Licensor makes no warranties respecting any harm that may be caused by the transmission of a computer virus, worm, time bomb, logic bomb,
or other such computer program. Licensor further expressly disclaims any warranty or representation to Licensee or to any third party. No
Distributor/Agent/Integrator of Licensor is authorised to make any other warranties or to modify this limited warranty.

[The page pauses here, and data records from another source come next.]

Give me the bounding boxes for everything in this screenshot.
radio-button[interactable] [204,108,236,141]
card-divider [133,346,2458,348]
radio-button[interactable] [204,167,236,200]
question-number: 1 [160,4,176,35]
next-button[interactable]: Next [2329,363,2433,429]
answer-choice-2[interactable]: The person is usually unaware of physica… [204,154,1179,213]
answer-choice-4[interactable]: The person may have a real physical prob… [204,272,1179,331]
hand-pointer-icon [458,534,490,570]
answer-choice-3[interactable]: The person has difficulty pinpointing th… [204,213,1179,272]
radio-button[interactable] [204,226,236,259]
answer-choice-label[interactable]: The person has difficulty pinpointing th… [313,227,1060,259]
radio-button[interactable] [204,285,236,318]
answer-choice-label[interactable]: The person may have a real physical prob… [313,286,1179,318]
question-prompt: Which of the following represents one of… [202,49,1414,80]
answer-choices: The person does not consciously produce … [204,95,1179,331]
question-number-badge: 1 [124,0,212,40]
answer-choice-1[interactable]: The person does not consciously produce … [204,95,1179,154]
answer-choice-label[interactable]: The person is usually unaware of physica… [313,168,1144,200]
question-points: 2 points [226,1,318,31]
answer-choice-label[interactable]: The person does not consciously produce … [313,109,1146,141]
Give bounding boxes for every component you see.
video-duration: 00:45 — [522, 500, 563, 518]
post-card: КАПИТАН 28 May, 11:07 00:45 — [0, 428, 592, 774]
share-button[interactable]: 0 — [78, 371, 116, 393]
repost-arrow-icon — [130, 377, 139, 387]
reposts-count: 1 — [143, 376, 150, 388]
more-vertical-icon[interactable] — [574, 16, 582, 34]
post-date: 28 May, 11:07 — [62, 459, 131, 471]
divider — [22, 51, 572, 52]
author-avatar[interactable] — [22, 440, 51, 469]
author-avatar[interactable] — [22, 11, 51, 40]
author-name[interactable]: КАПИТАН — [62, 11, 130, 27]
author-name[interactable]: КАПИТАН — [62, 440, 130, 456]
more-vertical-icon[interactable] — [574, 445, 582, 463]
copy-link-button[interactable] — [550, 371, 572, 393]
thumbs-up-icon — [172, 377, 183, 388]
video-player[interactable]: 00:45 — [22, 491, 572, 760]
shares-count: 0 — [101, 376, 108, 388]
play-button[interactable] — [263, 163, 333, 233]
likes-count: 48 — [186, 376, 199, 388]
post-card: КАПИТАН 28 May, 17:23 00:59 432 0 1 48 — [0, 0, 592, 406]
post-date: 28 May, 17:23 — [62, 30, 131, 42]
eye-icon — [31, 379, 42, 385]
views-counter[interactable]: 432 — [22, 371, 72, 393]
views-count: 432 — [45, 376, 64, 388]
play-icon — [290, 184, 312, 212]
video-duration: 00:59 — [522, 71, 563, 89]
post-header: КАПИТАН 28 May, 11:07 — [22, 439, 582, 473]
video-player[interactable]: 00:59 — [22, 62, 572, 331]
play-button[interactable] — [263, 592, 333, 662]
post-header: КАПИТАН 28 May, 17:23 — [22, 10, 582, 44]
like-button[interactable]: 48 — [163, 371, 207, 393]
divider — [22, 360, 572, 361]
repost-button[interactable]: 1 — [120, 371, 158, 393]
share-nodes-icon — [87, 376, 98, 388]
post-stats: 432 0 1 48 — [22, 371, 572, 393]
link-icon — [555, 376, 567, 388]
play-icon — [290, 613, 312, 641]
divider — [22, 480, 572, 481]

6. LIMITATION OF LIABILITY
In no event shall Licensor be liable for any damages (including, but not limited to, lost profits, business interruption or lost information) rising out
of or in connection with Licensee’s or any third parties access or use of or inability to access or use the software, even if Licensor has been
advised of the possibility of such damages. In no event will Licensor be liable for loss of data or for indirect, special, incidental, consequential
(including lost profit) or other damages based in contract, tort or otherwise. Licensor shall have no liability with respect to the content of the
software or any part thereof, including but not limited to errors or omissions contained therein, libel, infringements of rights of publicity, privacy,
trademark rights, business interruption, personal injury, loss of privacy, moral rights or the disclosure of confidential information. In any case,
Licensor’s liability is limited to intent and gross negligence. The same applies to injury to life, body or health. Insofar as the liability for damages
of Licensor is excluded or limited, this also applies with regards to the personal liability for damages of its employees, representatives and
vicarious agents.
In those cases, in which – contrary to the foregoing – there is a liability of Licensor, a liability amount is limited to an amount up to DKK
1.000.000,00.
8. SEVERABILITY CLAUSE
In the event that any provision of this Agreement is or becomes invalid, the validity of the remaining provisions of this Agreement shall remain
unaffected, even if material provisions are affected. The parties agree in this case to replace the invalid provision by that legally effective
provision that comes closest to the contractually agreed legally and economically and ensures the feasibility of the Agreement in the sense of
what is wanted by both parties. The same applies in the event that the parties did not recognise a regulatory loophole at the time of conclusion
of this contract or if such became known or should occur at a later time. The parties are then obliged to make a written amendment to the
contract in the aforementioned sense.